Quelles sont les formalités nécessaires pour procéder à une exhumation ?

Mise à jour le 02.05.2011 - Direction de l'information légale et administrative (Premier ministre)

L'exhumation peut être demandée par le plus proche parent du défunt et elle peut également intervenir :

  • soit à l'initiative du maire,

  • soit par décision d'un juge,

  • soit à la demande de la Sécurité sociale aux fins d'autopsie d'une personne décédée après un accident de travail.

Justificatifs à produire par le parent du défunt

Le parent du défunt doit obligatoirement justifier :

  • de son état civil,

  • de son domicile,

  • de sa qualité de plus proche parent du défunt (père, mère veuf...).

Le conjoint survivant est généralement considéré comme ayant qualité pour présenter une demande d'exhumation.

Autorisation d'exhumation

Le maire de la commune concernée est compétent pour délivrer l'autorisation mais, pour la ville de Paris, c'est le préfet de police qui peut la délivrer.

L'exhumation d'un corps ne peut avoir lieu que pour des motifs graves. Si le maire a des doutes sérieux sur la qualification du parent demandeur et s'il existe des dissensions au sein d'une famille, le maire doit surseoir à délivrer l'autorisation et renvoyer les intéressés devant le juge judiciaire.

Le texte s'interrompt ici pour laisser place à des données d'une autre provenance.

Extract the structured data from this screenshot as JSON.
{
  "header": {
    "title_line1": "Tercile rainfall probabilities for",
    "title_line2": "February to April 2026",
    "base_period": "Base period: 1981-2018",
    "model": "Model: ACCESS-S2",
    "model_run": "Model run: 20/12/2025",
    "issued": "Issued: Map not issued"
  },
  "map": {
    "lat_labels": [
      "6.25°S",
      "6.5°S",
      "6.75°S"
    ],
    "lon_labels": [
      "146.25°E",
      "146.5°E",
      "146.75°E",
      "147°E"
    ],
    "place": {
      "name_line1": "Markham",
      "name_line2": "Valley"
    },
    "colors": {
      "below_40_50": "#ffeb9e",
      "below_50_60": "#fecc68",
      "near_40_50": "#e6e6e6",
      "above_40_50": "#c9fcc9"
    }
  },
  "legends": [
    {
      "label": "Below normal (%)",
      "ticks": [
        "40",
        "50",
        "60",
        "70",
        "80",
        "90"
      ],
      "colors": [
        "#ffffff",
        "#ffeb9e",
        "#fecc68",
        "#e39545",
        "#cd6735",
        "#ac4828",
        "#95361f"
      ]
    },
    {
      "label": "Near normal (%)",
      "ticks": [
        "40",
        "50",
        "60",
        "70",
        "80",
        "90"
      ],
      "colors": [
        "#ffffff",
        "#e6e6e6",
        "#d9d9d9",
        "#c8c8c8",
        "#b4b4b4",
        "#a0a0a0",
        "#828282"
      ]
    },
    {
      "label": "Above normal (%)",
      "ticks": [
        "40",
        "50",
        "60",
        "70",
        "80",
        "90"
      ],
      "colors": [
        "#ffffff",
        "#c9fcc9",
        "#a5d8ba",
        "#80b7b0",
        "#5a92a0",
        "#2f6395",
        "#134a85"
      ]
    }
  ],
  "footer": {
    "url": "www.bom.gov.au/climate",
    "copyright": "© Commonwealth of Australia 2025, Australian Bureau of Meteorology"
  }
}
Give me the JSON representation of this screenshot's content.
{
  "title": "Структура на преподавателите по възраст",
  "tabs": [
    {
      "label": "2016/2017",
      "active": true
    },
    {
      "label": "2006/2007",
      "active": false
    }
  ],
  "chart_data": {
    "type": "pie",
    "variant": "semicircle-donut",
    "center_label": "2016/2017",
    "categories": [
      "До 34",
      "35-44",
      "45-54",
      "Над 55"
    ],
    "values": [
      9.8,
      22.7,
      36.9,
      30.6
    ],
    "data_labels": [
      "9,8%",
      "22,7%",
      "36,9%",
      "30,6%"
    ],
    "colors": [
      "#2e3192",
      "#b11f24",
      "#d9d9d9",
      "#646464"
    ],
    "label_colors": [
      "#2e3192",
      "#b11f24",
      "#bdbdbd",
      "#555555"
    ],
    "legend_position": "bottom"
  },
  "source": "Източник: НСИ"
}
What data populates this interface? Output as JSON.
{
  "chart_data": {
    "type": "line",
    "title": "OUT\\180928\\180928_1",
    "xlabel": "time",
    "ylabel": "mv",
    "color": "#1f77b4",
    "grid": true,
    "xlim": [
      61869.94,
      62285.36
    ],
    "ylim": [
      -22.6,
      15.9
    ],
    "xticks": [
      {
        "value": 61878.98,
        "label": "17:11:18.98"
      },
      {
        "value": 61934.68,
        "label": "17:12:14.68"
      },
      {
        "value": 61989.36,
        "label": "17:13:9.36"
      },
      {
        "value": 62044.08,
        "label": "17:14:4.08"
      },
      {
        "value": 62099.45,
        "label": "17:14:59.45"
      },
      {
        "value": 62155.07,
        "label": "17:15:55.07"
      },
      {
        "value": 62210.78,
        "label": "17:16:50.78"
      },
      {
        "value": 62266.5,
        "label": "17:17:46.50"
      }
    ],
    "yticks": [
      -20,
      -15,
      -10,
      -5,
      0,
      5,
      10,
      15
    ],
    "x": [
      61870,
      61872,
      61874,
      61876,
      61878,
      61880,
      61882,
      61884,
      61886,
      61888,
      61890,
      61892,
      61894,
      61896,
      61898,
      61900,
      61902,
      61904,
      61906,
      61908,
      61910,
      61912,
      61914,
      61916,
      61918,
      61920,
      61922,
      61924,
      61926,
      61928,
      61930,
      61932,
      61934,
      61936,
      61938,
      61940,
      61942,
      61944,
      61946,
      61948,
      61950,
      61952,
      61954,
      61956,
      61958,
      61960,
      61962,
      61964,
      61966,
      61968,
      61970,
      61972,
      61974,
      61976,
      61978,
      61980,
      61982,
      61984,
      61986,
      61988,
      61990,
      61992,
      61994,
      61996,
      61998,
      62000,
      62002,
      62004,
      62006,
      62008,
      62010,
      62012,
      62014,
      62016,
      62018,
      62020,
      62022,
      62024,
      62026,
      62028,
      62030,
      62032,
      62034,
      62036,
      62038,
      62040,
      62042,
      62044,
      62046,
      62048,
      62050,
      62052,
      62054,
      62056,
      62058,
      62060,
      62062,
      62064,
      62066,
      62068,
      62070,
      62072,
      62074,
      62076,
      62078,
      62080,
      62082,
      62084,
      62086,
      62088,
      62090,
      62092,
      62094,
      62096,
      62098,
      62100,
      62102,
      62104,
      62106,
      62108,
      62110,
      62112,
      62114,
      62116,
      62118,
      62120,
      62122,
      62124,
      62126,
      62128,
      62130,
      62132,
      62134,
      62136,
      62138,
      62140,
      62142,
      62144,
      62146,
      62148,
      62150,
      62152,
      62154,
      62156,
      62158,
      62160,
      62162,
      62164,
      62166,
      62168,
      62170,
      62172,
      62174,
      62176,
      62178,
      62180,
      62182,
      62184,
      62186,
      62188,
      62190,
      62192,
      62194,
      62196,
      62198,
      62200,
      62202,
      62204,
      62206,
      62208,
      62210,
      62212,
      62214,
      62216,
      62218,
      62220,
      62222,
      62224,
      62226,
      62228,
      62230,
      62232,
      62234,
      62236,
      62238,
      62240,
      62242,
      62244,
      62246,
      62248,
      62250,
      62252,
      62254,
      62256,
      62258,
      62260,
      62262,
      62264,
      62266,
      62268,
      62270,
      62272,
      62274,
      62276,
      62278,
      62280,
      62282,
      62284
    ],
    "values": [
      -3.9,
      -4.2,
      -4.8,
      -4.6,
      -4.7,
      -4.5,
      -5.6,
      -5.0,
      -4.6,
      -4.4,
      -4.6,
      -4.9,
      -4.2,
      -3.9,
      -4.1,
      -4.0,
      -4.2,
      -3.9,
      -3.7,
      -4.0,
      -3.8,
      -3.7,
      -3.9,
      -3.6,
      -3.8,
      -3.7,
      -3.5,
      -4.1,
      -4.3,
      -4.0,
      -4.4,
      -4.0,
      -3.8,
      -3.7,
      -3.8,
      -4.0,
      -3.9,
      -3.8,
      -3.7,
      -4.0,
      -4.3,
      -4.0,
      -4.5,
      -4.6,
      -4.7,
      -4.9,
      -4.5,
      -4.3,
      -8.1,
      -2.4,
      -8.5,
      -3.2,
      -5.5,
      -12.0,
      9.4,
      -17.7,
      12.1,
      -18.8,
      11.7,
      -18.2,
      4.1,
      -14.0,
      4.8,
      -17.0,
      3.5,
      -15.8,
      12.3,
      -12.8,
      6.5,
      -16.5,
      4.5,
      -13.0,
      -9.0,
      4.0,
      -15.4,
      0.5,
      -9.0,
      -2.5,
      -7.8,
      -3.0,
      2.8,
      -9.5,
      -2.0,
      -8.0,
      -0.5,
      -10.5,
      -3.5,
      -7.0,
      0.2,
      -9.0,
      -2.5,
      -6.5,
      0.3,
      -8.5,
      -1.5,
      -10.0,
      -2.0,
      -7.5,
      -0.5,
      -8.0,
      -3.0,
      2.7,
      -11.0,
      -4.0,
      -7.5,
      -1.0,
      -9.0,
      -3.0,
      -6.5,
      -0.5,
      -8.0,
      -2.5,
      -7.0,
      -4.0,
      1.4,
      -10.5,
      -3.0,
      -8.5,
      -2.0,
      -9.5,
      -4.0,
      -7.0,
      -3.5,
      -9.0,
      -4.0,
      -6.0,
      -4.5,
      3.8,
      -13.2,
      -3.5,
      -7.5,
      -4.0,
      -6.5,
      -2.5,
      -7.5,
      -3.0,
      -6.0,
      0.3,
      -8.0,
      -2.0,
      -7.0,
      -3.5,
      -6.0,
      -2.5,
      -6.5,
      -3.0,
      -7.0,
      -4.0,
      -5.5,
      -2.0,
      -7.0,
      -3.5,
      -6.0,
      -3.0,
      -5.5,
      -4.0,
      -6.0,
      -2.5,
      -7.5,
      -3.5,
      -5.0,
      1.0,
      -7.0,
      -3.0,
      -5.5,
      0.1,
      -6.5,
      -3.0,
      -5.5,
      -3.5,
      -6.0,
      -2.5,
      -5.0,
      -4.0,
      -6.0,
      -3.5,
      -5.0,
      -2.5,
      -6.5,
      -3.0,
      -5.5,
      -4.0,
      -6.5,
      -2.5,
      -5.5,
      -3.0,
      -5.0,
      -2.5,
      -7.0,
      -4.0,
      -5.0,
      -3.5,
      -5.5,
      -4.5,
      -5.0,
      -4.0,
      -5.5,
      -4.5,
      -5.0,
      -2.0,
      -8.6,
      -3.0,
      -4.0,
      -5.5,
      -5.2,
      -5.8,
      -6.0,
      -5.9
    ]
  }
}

Enfin, c'est à la demande du plus proche parent qu'il peut être procédé à la crémation des restes du corps exhumé mais à condition que le maire ait donné son accord.

Si le maire est conduit à refuser une décision d'exhumation, il doit motiver son refus.

La surveillance de l'exhumation est effectuée par un fonctionnaire désigné par l'autorité en charge de la sécurité publique ou par le maire mais dans les deux cas la surveillance ouvre droit au règlement de vacations.

Si un cercueil est trouvé en bon état au moment de l'exhumation, on ne peut procéder à son ouverture que si le décès remonte à plus de cinq ans.

À noter : en cas d'exhumation irrégulière, la responsabilité de la commune peut être engagée (par exemple, en cas d'exhumation sans autorisation, assimilée à une violation de sépulture ou de vol d'objets par le fossoyeur constituant un vol par personne chargée d'une mission de service public).

Cas d'exhumation administrative

Le maire d'une commune peut décider de procéder à l'exhumation de corps dans les 2 cas suivants :

  • transfert d'un cimetière vers un nouveau cimetière,

  • constatation de l'état d'abandon d'une concession funéraire.

Mais, en dehors de ces deux cas, le maire ne peut imposer aux familles concernées des exhumations en relation directe avec l'organisation du cimetière communal.

Les restes des personnes exhumées sont le plus souvent recueillis dans des reliquaires (ou boîtes à ossements) ou dans des cercueils de réduction et le maire peut également faire procéder à la crémation des restes exhumés.

Les communes doivent prendre en charge les frais générés par les opérations suivantes : exhumation, transports, ré-inhumation ou crémation des restes des personnes concernées.

Autres cas d'exhumation

Les autres cas d'exhumation peuvent être les suivants :

  • soit par décision judiciaire (notamment en matière de police scientifique et technique), dans le cas d'expertise médico-légale,

  • soit à la demande de la sécurité sociale et ce par dérogation aux dispositions de l'article R 2213-40 al 2 du code général des collectivités territoriales.

Après un accident de travail, les ayants-droits peuvent demander au tribunal d'instance du lieu de l'accident de faire procéder à l'autopsie de la victime.